The three biggest U.S. retail pharmacy chains, CVS, Walgreens, and Walmart, have tentatively agreed to pay $13.5 billion to settle claims that they contributed to the opioid epidemic.
According to Bloomberg News, the tentative settlement would reportedly resolve thousands of state and local government lawsuits that accuse the pharmacy chains of mishandling opioid painkillers. It calls for CVS to pay $5 billion, Walgreens to pay at least $4 billion and Walmart to pay $3 billion to resolve the suits.
Over the last 20 years, the U.S. Centers for Disease Control and Prevention estimates that the national opioid crisis has resulted in more than half a million overdose deaths.
In the lawsuits, the pharmacy chains were sued for allegedly failing to develop legally required monitoring systems to flag illegally filled opioid prescriptions. According to Bloomberg, the companies countered that claim stating that most issues related to painkillers are caused by illegal versions of the drugs that criminal gangs import into the country from abroad.
CVS officials confirmed their portion of the settlement in a press release on Wednesday. They noted the company would also pay $130 million to resolve opioid claims brought by Native American tribes. However, the company did not admit to liability or any wrongdoing. The settlement would be paid out over ten years starting in 2023.

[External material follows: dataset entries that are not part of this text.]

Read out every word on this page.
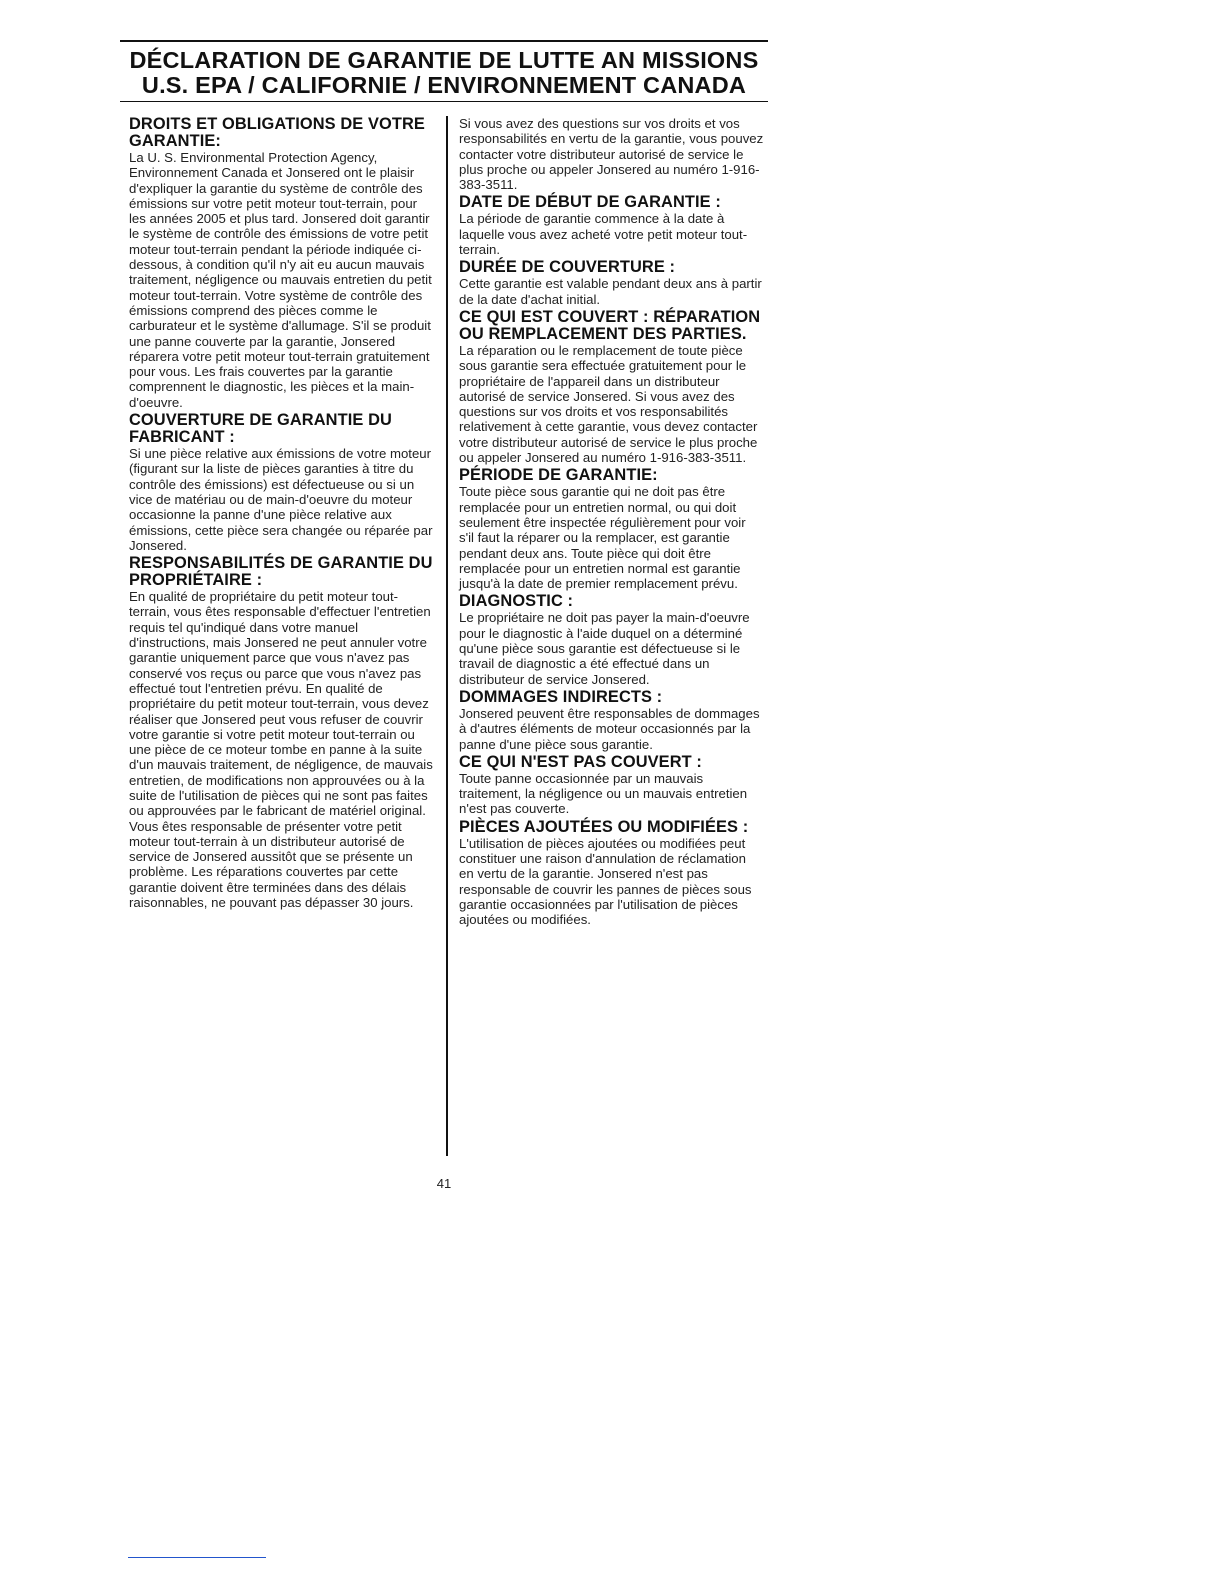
DÉCLARATION DE GARANTIE DE LUTTE AN MISSIONS
U.S. EPA / CALIFORNIE / ENVIRONNEMENT CANADA
DROITS ET OBLIGATIONS DE VOTRE GARANTIE:

La U. S. Environmental Protection Agency, Environnement Canada et Jonsered ont le plaisir d'expliquer la garantie du système de contrôle des émissions sur votre petit moteur tout-terrain, pour les années 2005 et plus tard. Jonsered doit garantir le système de contrôle des émissions de votre petit moteur tout-terrain pendant la période indiquée ci-dessous, à condition qu'il n'y ait eu aucun mauvais traitement, négligence ou mauvais entretien du petit moteur tout-terrain. Votre système de contrôle des émissions comprend des pièces comme le carburateur et le système d'allumage. S'il se produit une panne couverte par la garantie, Jonsered réparera votre petit moteur tout-terrain gratuitement pour vous. Les frais couvertes par la garantie comprennent le diagnostic, les pièces et la main-d'oeuvre.

COUVERTURE DE GARANTIE DU FABRICANT :

Si une pièce relative aux émissions de votre moteur (figurant sur la liste de pièces garanties à titre du contrôle des émissions) est défectueuse ou si un vice de matériau ou de main-d'oeuvre du moteur occasionne la panne d'une pièce relative aux émissions, cette pièce sera changée ou réparée par Jonsered.

RESPONSABILITÉS DE GARANTIE DU PROPRIÉTAIRE :

En qualité de propriétaire du petit moteur tout-terrain, vous êtes responsable d'effectuer l'entretien requis tel qu'indiqué dans votre manuel d'instructions, mais Jonsered ne peut annuler votre garantie uniquement parce que vous n'avez pas conservé vos reçus ou parce que vous n'avez pas effectué tout l'entretien prévu. En qualité de propriétaire du petit moteur tout-terrain, vous devez réaliser que Jonsered peut vous refuser de couvrir votre garantie si votre petit moteur tout-terrain ou une pièce de ce moteur tombe en panne à la suite d'un mauvais traitement, de négligence, de mauvais entretien, de modifications non approuvées ou à la suite de l'utilisation de pièces qui ne sont pas faites ou approuvées par le fabricant de matériel original. Vous êtes responsable de présenter votre petit moteur tout-terrain à un distributeur autorisé de service de Jonsered aussitôt que se présente un problème. Les réparations couvertes par cette garantie doivent être terminées dans des délais raisonnables, ne pouvant pas dépasser 30 jours.

Si vous avez des questions sur vos droits et vos responsabilités en vertu de la garantie, vous pouvez contacter votre distributeur autorisé de service le plus proche ou appeler Jonsered au numéro 1-916-383-3511.

DATE DE DÉBUT DE GARANTIE :

La période de garantie commence à la date à laquelle vous avez acheté votre petit moteur tout-terrain.

DURÉE DE COUVERTURE :

Cette garantie est valable pendant deux ans à partir de la date d'achat initial.

CE QUI EST COUVERT : RÉPARATION OU REMPLACEMENT DES PARTIES.

La réparation ou le remplacement de toute pièce sous garantie sera effectuée gratuitement pour le propriétaire de l'appareil dans un distributeur autorisé de service Jonsered. Si vous avez des questions sur vos droits et vos responsabilités relativement à cette garantie, vous devez contacter votre distributeur autorisé de service le plus proche ou appeler Jonsered au numéro 1-916-383-3511.

PÉRIODE DE GARANTIE:

Toute pièce sous garantie qui ne doit pas être remplacée pour un entretien normal, ou qui doit seulement être inspectée régulièrement pour voir s'il faut la réparer ou la remplacer, est garantie pendant deux ans. Toute pièce qui doit être remplacée pour un entretien normal est garantie jusqu'à la date de premier remplacement prévu.

DIAGNOSTIC :

Le propriétaire ne doit pas payer la main-d'oeuvre pour le diagnostic à l'aide duquel on a déterminé qu'une pièce sous garantie est défectueuse si le travail de diagnostic a été effectué dans un distributeur de service Jonsered.

DOMMAGES INDIRECTS :

Jonsered peuvent être responsables de dommages à d'autres éléments de moteur occasionnés par la panne d'une pièce sous garantie.

CE QUI N'EST PAS COUVERT :

Toute panne occasionnée par un mauvais traitement, la négligence ou un mauvais entretien n'est pas couverte.

PIÈCES AJOUTÉES OU MODIFIÉES :

L'utilisation de pièces ajoutées ou modifiées peut constituer une raison d'annulation de réclamation en vertu de la garantie. Jonsered n'est pas responsable de couvrir les pannes de pièces sous garantie occasionnées par l'utilisation de pièces ajoutées ou modifiées.

41
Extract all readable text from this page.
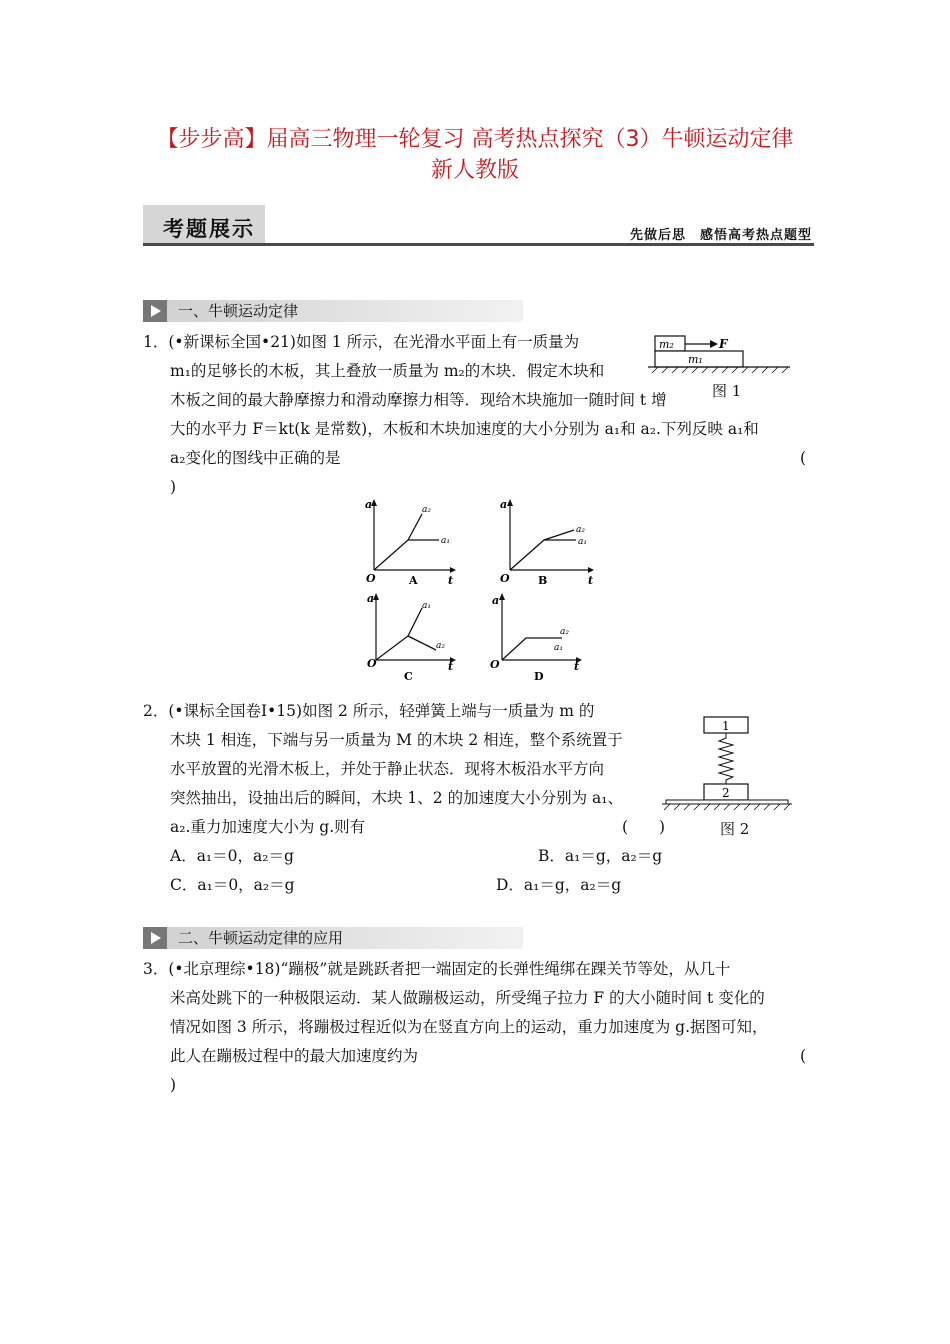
【步步高】届高三物理一轮复习 高考热点探究（3）牛顿运动定律
新人教版
考题展示	先做后思　感悟高考热点题型
一、牛顿运动定律
1．(•新课标全国•21)如图 1 所示，在光滑水平面上有一质量为
m₁的足够长的木板，其上叠放一质量为 m₂的木块．假定木块和
木板之间的最大静摩擦力和滑动摩擦力相等．现给木块施加一随时间 t 增
大的水平力 F＝kt(k 是常数)，木板和木块加速度的大小分别为 a₁和 a₂.下列反映 a₁和
a₂变化的图线中正确的是	(
)
m₂	F
m₁
图 1
a
O	t
a₂
a₁
A
a
O	t
a₂
a₁
B
a
O	t
a₁
a₂
C
a
O	t
a₂
a₁
D
2．(•课标全国卷Ⅰ•15)如图 2 所示，轻弹簧上端与一质量为 m 的
木块 1 相连，下端与另一质量为 M 的木块 2 相连，整个系统置于
水平放置的光滑木板上，并处于静止状态．现将木板沿水平方向
突然抽出，设抽出后的瞬间，木块 1、2 的加速度大小分别为 a₁、
a₂.重力加速度大小为 g.则有	(　　)
A．a₁＝0，a₂＝g	B．a₁＝g，a₂＝g
C．a₁＝0，a₂＝g	D．a₁＝g，a₂＝g
1
2
图 2
二、牛顿运动定律的应用
3．(•北京理综•18)“蹦极”就是跳跃者把一端固定的长弹性绳绑在踝关节等处，从几十
米高处跳下的一种极限运动．某人做蹦极运动，所受绳子拉力 F 的大小随时间 t 变化的
情况如图 3 所示，将蹦极过程近似为在竖直方向上的运动，重力加速度为 g.据图可知，
此人在蹦极过程中的最大加速度约为	(
)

“We are pleased to resolve these long-standing claims, and putting them behind us is in the best interest of all parties, as well as our customers, colleagues and shareholders,” CVS Health General Counsel Thomas Moriarty said Wednesday in the release. “We are committed to working with states, municipalities and tribes and will continue our own important initiatives to help reduce the illegitimate use of prescription opioids.”
Walgreens and Walmart have yet to comment on the tentative settlement. The settlement won’t be finalized until enough states, counties and cities agree.
Nearly 4,000 lawsuits were filed by states, cities, and counties seeking damages for the billions of dollars they spent fighting the U.S. opioid epidemic against more than a dozen pharmaceutical companies, distributors, and pharmacies. to a Bloomberg News data analysis, $30 billion has been received so far to bolster police and drug-treatment budgets.